Phil Mickelson clicked straight back into top gear when the Players Championship – golf’s richest event and unofficial fifth major – began at Sawgrass in Florida today.

Mickelson in front

Phil Mickelson clicked straight back into top gear when the Players Championship – golf’s richest event and unofficial fifth major – began at Sawgrass in Florida today.

Four birdies in six holes on his return from a skiing holiday and two-week break gave the left-hander an early one-stroke lead over England’s Luke Donald, Swede Fredrik Jacobson and American Brett Quigley.

One further back was a group which included Nick Faldo, Ian Poulter and Tiger Woods.

Amazingly, Mickelson – who defends his Masters title in a fortnight – did not have to sink a putt longer than a yard in his flying start.

He hit a 97-yard pitch to within three feet at the first, to only 18 inches from the hole with his 103-yard approach on the long second and then from 173 yards and 138 yards at the fifth and sixth to leave him a pair of two-footers.

It certainly threw down the gauntlet in the battle of the “Fab Four” of himself, Woods, Vijay Singh and Ernie Els.

World number one Singh and Els were among the later starters, but Woods kicked off his search for a third victory this season by rolling in a 25-foot birdie putt on the 535-yard 11th, his second, and then after missing a seven-footer at the next struck his tee shot to four feet on the short 13th.

Donald, who has missed the half-way cut in his two previous appearances, was in the first group out at 7am and had four birdies and a bogey in his first 11 holes.

He pitched to within a foot of the cup at the 12th, gave the stroke back two holes later, but then found the target from 15 and 14 feet at the 16th and first and chipped to two feet on the next.

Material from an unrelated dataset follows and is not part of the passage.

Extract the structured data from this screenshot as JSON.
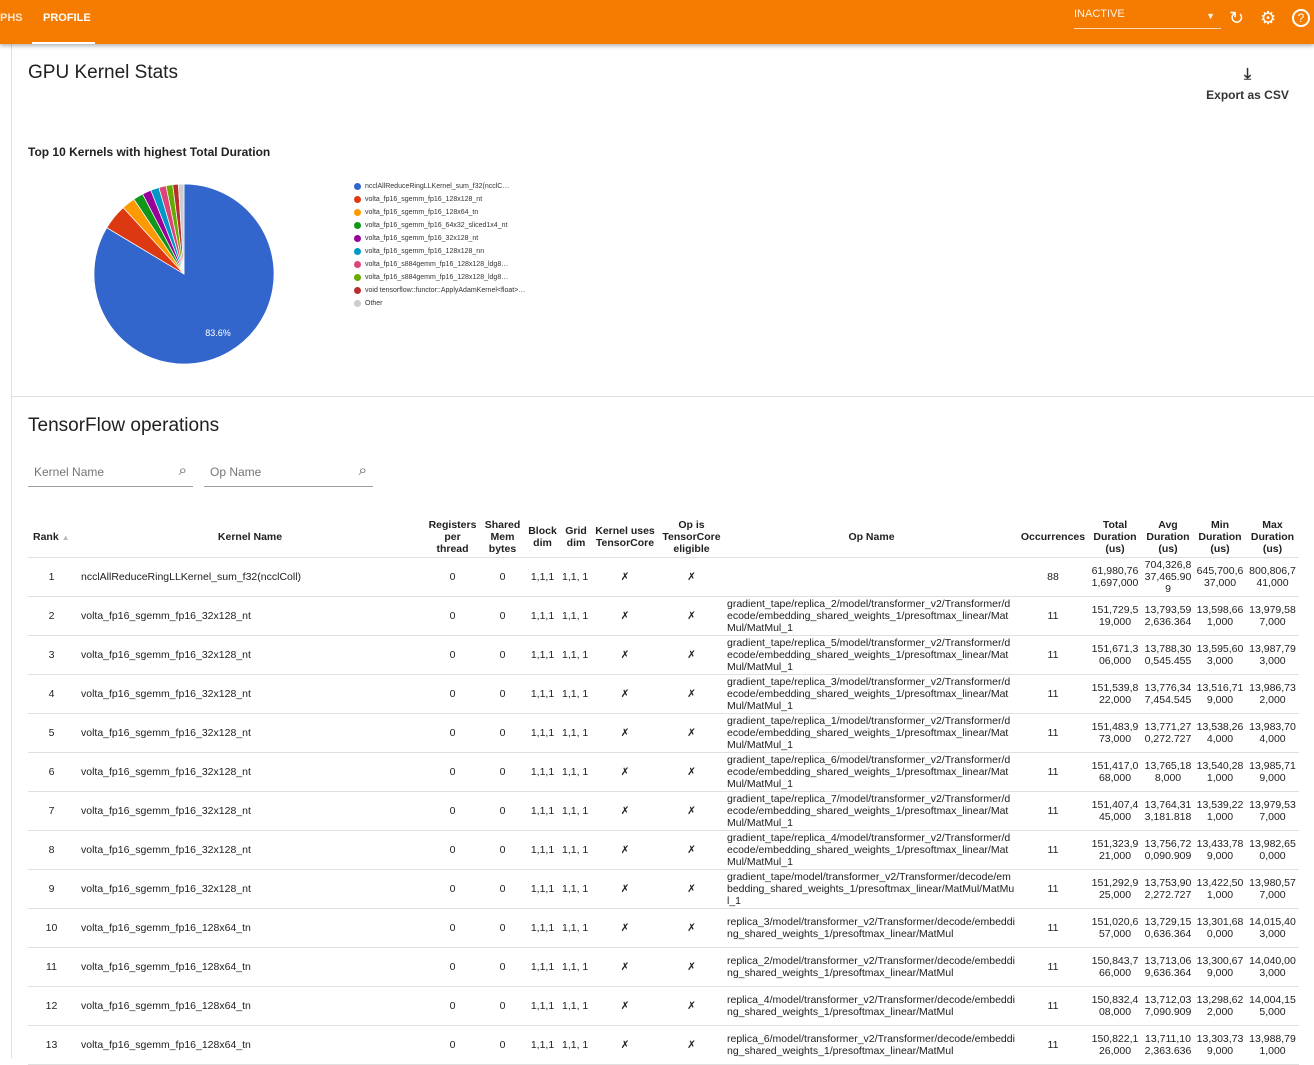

Jacobson lost out to Donald for the second wild card in Europe’s Ryder Cup team last September and moved confidently to three under after 10 holes.

Faldo, in the 146-strong field thanks to a 10-year exemption from the 1996 Masters, opened with a bogey, but birdied three of the next four. Poulter, meanwhile, birdied the 11th and 13th.

Padraig Harrington, runner-up for the last two years but competing reluctantly this time with his father battling cancer at home, was one under after five.

Mickelson's silky smooth progress ended at the short eighth. A bad push left into the trees led to a double bogey five and Donald seized the chance to go into sole possession of top spot.

His fourth birdie in seven holes came with a pitch to six feet on the fourth.

Faldo and Harrington were hot on his heels, though, Faldo rolling in a 33-footer at the fifth and the Dubliner adding birdies at the 15th and 16th.

Jacobson was three under as well, but while Woods remained two under at the turn Poulter bogeyed the 15th to be one under.

Harrington's 12-footer at the island green 17th, scene of so much drama over the years, made him joint leader with Donald and Quigley, but only briefly as they both birdied the 393-yard sixth, Quigley from off the green and Donald with a six-foot putt.

Faldo, however, three-putted the eighth and like Mickelson, Woods and Poulter, who birdied the 16th, was three behind.